Но кое-кто, наверное, вспомнит позднюю осень, когда все давно управились и уже сожгли лыч в поле, надымив под самые облака, холодные и мглистые, как вечерняя заря за облетевшим осинником. На огородах уже никого не было. И только он один, встав на четвереньки и заломив ботву, деревянной ковырялкой выворачивал под себя картошку, нёс полное ведро перед собой, придерживая, как женщины живот, а разрешившись быстрым дробящимся стукотом, с жадным прерывистым сопением курил фильтрованную «Приму», стряхивая коричневым ногтем продвигавшийся ко рту пепел. И было в этом сидящем на мешке с картошкой человеке что-то уходящее, старинное, последнее…

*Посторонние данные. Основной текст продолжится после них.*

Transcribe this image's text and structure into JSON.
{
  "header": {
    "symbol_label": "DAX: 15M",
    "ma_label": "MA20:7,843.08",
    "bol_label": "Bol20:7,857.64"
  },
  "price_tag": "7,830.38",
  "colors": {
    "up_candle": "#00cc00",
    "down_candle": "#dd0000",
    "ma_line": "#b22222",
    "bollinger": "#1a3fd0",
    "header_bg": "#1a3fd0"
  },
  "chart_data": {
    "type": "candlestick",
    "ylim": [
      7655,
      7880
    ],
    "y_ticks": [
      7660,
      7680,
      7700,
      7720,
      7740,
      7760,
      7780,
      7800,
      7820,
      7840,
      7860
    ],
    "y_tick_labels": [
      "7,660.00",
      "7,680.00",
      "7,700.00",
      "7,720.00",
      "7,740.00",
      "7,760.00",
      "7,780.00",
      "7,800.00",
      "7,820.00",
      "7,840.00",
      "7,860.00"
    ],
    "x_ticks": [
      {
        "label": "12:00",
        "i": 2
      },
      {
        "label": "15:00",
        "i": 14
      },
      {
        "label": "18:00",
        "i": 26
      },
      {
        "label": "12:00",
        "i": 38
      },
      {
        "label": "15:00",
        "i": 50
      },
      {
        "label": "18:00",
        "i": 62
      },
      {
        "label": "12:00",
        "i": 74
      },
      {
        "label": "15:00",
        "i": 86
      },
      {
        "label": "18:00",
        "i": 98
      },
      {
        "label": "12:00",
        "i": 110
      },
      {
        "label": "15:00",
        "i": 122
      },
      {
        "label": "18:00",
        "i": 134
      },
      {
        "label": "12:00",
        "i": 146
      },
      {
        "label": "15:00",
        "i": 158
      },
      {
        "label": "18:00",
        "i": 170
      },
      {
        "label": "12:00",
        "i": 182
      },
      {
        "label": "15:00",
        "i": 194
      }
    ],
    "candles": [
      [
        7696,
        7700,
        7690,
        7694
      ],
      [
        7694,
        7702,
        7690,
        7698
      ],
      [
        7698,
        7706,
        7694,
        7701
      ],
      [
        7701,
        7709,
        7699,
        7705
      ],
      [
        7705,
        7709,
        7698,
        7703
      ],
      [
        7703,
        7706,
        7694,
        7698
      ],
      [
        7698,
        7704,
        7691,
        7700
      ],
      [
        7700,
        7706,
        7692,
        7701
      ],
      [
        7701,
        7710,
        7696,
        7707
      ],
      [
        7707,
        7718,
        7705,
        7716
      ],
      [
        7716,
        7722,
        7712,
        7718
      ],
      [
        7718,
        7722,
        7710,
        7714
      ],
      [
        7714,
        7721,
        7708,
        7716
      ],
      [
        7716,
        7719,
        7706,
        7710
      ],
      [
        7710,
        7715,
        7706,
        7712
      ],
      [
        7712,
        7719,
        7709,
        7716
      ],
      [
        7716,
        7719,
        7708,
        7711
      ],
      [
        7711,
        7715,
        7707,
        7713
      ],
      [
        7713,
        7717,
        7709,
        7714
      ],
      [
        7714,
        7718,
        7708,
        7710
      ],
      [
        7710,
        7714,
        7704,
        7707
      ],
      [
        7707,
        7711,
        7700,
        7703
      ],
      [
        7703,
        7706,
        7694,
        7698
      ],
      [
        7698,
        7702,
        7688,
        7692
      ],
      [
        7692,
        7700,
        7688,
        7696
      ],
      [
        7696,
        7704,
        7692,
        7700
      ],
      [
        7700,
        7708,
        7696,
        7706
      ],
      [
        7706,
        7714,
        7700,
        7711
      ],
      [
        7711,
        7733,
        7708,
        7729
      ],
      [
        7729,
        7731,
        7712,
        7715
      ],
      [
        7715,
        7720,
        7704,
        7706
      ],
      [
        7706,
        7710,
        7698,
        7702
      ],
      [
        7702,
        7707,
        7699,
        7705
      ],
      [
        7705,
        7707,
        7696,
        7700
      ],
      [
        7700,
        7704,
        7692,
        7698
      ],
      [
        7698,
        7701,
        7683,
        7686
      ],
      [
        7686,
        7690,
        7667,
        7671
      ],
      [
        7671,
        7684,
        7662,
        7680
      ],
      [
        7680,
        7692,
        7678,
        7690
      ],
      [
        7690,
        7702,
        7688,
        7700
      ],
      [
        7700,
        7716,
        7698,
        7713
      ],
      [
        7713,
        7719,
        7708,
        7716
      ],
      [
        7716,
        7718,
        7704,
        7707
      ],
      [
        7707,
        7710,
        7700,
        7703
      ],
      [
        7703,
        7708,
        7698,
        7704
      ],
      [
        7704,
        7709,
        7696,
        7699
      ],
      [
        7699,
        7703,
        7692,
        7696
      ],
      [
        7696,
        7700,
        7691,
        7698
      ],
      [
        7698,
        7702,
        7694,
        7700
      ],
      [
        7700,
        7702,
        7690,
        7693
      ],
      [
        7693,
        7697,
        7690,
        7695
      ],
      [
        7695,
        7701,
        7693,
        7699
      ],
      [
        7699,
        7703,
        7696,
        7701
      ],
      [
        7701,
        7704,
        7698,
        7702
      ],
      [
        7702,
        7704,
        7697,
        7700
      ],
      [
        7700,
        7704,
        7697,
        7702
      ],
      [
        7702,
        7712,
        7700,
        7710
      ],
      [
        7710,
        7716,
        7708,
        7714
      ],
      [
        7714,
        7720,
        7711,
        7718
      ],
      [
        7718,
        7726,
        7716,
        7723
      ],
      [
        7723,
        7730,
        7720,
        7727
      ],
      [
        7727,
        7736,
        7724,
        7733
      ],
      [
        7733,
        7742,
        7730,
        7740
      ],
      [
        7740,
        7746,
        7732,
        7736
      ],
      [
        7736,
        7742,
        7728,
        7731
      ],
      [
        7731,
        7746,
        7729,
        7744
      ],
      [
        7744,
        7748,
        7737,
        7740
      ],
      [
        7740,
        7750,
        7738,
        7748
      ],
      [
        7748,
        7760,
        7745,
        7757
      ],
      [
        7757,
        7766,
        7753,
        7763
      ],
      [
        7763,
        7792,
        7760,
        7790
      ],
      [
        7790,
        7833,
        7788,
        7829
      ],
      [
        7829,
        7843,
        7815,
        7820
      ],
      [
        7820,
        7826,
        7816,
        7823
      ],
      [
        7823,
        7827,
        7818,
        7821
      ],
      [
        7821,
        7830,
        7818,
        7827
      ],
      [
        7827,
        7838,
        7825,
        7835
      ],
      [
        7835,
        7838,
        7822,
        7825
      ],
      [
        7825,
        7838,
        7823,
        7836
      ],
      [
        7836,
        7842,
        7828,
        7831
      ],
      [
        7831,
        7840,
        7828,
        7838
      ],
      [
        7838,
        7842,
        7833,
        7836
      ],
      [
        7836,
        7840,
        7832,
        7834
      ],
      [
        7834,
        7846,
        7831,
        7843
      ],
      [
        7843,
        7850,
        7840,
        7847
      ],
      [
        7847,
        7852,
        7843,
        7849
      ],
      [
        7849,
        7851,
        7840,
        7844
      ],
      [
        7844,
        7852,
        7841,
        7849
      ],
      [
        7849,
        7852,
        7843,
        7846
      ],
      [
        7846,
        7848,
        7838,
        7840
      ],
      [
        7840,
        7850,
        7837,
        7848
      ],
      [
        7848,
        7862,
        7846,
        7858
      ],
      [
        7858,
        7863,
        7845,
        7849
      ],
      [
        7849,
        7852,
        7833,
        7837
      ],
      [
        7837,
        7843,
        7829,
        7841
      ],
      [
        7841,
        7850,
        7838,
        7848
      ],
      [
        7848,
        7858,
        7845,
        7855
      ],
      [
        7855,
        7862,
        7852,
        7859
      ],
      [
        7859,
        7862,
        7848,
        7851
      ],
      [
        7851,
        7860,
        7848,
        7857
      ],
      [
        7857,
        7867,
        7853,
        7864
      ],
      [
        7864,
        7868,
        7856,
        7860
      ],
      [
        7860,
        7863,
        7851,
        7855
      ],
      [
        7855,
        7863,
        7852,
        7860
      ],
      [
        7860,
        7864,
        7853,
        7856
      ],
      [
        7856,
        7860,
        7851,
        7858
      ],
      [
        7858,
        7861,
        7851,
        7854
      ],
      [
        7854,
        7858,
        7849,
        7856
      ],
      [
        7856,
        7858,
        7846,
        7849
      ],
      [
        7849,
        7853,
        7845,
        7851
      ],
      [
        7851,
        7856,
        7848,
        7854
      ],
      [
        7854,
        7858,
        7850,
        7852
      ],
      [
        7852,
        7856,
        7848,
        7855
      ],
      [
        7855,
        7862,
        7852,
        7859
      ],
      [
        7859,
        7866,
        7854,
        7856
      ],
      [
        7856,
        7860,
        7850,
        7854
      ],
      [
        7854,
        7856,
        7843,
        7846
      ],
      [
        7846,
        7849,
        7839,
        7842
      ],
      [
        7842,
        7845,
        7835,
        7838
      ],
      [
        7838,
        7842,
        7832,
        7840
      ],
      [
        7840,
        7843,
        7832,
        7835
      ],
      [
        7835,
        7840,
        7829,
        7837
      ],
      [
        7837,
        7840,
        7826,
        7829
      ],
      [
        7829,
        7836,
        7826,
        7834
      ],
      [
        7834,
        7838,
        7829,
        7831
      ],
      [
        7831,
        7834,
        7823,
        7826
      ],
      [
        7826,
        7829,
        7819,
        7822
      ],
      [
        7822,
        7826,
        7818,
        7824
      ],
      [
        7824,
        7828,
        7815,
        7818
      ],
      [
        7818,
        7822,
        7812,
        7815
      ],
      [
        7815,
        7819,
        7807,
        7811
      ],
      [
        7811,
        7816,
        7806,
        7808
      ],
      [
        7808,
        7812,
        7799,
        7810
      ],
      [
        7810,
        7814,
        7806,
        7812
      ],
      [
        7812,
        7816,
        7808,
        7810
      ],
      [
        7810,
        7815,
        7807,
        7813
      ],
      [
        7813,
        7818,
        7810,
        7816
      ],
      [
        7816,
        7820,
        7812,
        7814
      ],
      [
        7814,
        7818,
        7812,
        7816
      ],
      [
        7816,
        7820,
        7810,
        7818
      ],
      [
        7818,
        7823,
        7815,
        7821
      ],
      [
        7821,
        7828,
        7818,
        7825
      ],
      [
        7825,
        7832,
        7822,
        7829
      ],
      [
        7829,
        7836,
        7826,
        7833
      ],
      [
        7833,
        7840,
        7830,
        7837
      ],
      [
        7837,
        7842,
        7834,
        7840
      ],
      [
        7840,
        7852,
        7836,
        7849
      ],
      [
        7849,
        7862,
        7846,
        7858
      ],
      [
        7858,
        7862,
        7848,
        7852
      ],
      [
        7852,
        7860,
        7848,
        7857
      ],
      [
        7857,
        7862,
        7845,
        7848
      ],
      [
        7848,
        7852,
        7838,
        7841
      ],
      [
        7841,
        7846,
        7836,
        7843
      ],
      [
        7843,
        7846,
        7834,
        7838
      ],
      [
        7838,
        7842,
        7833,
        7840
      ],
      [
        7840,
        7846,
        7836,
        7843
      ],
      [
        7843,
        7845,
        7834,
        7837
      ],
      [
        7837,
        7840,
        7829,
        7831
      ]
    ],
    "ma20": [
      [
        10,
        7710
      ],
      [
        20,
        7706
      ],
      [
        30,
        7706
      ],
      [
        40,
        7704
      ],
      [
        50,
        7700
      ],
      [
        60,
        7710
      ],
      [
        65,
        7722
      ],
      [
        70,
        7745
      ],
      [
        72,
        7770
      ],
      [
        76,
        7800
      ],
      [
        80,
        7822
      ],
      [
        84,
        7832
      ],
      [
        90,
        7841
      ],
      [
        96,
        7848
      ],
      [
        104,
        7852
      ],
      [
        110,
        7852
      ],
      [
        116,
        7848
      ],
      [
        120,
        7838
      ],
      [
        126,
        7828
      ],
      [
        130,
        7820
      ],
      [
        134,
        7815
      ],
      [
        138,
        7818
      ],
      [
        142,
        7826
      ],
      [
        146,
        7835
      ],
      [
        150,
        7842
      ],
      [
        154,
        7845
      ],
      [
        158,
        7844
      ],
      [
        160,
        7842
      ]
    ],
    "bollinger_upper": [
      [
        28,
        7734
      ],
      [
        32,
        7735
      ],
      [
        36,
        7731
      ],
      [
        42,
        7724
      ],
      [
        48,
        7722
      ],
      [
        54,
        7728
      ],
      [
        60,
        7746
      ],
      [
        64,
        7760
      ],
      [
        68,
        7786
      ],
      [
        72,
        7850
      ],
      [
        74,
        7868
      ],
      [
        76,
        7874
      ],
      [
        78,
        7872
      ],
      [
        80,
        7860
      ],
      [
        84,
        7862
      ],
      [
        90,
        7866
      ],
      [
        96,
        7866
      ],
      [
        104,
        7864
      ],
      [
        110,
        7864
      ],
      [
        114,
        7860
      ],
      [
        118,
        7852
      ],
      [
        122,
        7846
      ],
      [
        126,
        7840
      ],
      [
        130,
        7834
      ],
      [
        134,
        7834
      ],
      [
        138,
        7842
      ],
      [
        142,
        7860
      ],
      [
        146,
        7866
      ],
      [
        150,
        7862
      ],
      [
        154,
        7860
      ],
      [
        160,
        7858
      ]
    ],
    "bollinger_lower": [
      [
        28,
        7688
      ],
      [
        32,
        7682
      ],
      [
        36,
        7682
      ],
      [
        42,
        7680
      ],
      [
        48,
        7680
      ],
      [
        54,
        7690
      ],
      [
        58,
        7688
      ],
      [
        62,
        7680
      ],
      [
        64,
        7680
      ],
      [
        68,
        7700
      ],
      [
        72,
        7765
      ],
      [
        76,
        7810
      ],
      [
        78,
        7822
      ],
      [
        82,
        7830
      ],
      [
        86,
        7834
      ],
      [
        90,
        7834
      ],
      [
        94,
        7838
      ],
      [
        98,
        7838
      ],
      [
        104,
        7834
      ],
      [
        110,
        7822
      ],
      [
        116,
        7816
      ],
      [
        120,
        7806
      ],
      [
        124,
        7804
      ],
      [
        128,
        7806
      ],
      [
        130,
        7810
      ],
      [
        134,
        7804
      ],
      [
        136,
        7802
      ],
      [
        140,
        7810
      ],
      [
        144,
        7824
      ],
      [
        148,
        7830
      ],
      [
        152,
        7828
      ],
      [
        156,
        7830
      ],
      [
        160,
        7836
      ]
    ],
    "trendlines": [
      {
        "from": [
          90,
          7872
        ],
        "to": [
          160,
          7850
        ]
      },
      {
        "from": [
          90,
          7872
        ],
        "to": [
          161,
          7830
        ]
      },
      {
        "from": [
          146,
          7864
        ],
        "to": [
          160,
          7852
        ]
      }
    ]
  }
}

Вот и всё. Больше о нём нечего засвидетельствовать, а выдумывать не хочется. Может быть, завтра что-нибудь само скажет о себе, какую-нибудь новую подробность естественным образом вытолкнет сама жизнь, как земля выдавливает на поверхность глубинные залежи. Но это будет завтра, а сегодня надо помолчать. Это, допустим, вы оказались жарким летним днём в тайге, склонились над родниковой лужицей – тихой, нетронутой, со светящейся паутинкой поперёк – и, словно собираясь погладить, занесли руку. И тут вас как будто толкнули! Вы пошатнулись и, разбив зеркало воды, потревожили и подняли со дна ил, мёртвых жучков и гнилые листья, и, конечно, отпрянули, ведь чистая вода возмутилась и надо ждать, когда отстоится. Вот бы и с нашими жизнями так: ушёл человек – а нам бы не торопиться рассказать о нём, дать устаканиться, не мазать грязью, потому что в этом не будет всей правды, а будет много того лишнего, что сопровождало ушедшего при жизни, как та самая лыжная палка. Но вот он скинул сапоги и, растолкав вокруг себя локтями, взмыл свободным, а мы бежим следом и отсюда, с земли, всё ловим его за размотавшиеся портянки…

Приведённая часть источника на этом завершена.